Kami pun terkekeh bersama.

Alhamdulillah sedikit bebanku menjadi ringan, karena suamiku menuruti apa yang kuminta.

***

Pagi sekali, usai subuh aku bergirlya di dapur setelah menengok Ibu ke kamarnya.

"Ara, ada air panas ?" ucap seseorang di belakangku.

Aku terkejut dan menoleh, dekat sekali dari tempatku berdiri. Ternyata Mas Hasyim. Ya dia adalah Mas Hasyim, kembaran suamiku.

Karena tadi suamiku memakai kaus abu-abu, sedangkan ini memakai kaos putih dengan model yang sama.

"Ada, Mas," jawabku.

"Oh iya, saya minta untuk merendam kaki Ibu."
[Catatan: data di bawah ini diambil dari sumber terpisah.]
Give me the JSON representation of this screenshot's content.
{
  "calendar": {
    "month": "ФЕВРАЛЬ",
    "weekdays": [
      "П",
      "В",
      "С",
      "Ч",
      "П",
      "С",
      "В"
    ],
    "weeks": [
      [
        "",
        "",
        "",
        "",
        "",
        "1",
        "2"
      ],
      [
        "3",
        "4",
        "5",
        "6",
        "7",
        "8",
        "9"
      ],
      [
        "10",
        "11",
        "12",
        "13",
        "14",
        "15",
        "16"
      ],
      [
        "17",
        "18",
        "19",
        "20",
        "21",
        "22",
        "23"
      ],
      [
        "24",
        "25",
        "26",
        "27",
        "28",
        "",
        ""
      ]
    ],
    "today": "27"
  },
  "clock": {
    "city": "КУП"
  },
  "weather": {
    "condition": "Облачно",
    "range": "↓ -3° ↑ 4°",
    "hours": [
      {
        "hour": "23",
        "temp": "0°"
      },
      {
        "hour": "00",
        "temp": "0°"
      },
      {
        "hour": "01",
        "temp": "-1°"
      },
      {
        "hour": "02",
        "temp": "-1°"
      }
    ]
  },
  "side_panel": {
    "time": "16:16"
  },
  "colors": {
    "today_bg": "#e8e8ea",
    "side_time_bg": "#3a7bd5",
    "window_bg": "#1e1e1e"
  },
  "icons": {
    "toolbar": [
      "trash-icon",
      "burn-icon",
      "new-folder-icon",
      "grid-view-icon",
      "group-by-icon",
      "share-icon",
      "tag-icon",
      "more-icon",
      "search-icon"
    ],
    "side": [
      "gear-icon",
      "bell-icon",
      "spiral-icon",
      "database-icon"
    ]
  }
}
"Sebentar, Mas. Saya ambilkan."

Kuambilkan baskom khusus merendam kaki Ibu, dan mengisinya dengan air panas yang dicampur air dingin. Kembaran suamiku itu menunggu di kursi meja makan.
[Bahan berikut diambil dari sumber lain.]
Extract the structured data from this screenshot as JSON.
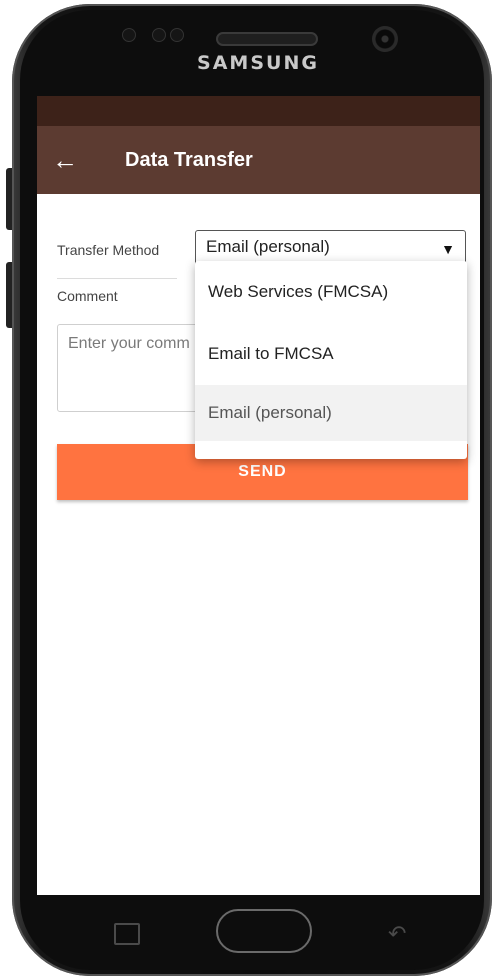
{
  "device": {
    "brand": "SAMSUNG"
  },
  "app_bar": {
    "title": "Data Transfer"
  },
  "form": {
    "transfer_method_label": "Transfer Method",
    "transfer_method_value": "Email (personal)",
    "comment_label": "Comment",
    "comment_placeholder": "Enter your comm"
  },
  "dropdown": {
    "options": [
      "Web Services (FMCSA)",
      "Email to FMCSA",
      "Email (personal)"
    ],
    "selected": "Email (personal)"
  },
  "send_button": {
    "label": "SEND"
  },
  "colors": {
    "status_bar": "#3d2219",
    "app_bar": "#5c3b31",
    "accent": "#ff7340",
    "selected_option_bg": "#f2f2f2"
  },
  "icons": {
    "back": "arrow-left-icon",
    "caret": "caret-down-icon",
    "nav_recent": "recent-apps-icon",
    "nav_back": "nav-back-icon"
  }
}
"Mas, ini airnya. Aku bawa ke kamar Ibu, ya?" tawarku padanya. Dia bergeleng.

"Oh nggak usah, biar saya saja," jawab Mas Hasyim (kembaran suamiku) sambil tersenyum. Ia mendekatiku meraih baskom yang kubawa.

Ada tatapan berbeda dari bola matanya, bahkan lebih dalam dibandingkan suamiku sendiri.

Astaghfirullah.

Kupalingkan wajah dan kembali ke dapur untuk melanjutkan masak.

"Sayaaang, masak apa?" Tangan kekar itu melingkar di tubuhku.

Suara itu sama!

Mengapa harus sama?

Aku menoleh, kaus abu-abu membalut tubuhnya.

"Mas ... Malu sama Mas Hasyim," ucapku pada suamiku.

Dari ruang makan terlihat Mas Hasyim kembaran suamiku itu melihat kami, dan langsung memalingkan wajah, ia berangsur meninggalkan ruang makan.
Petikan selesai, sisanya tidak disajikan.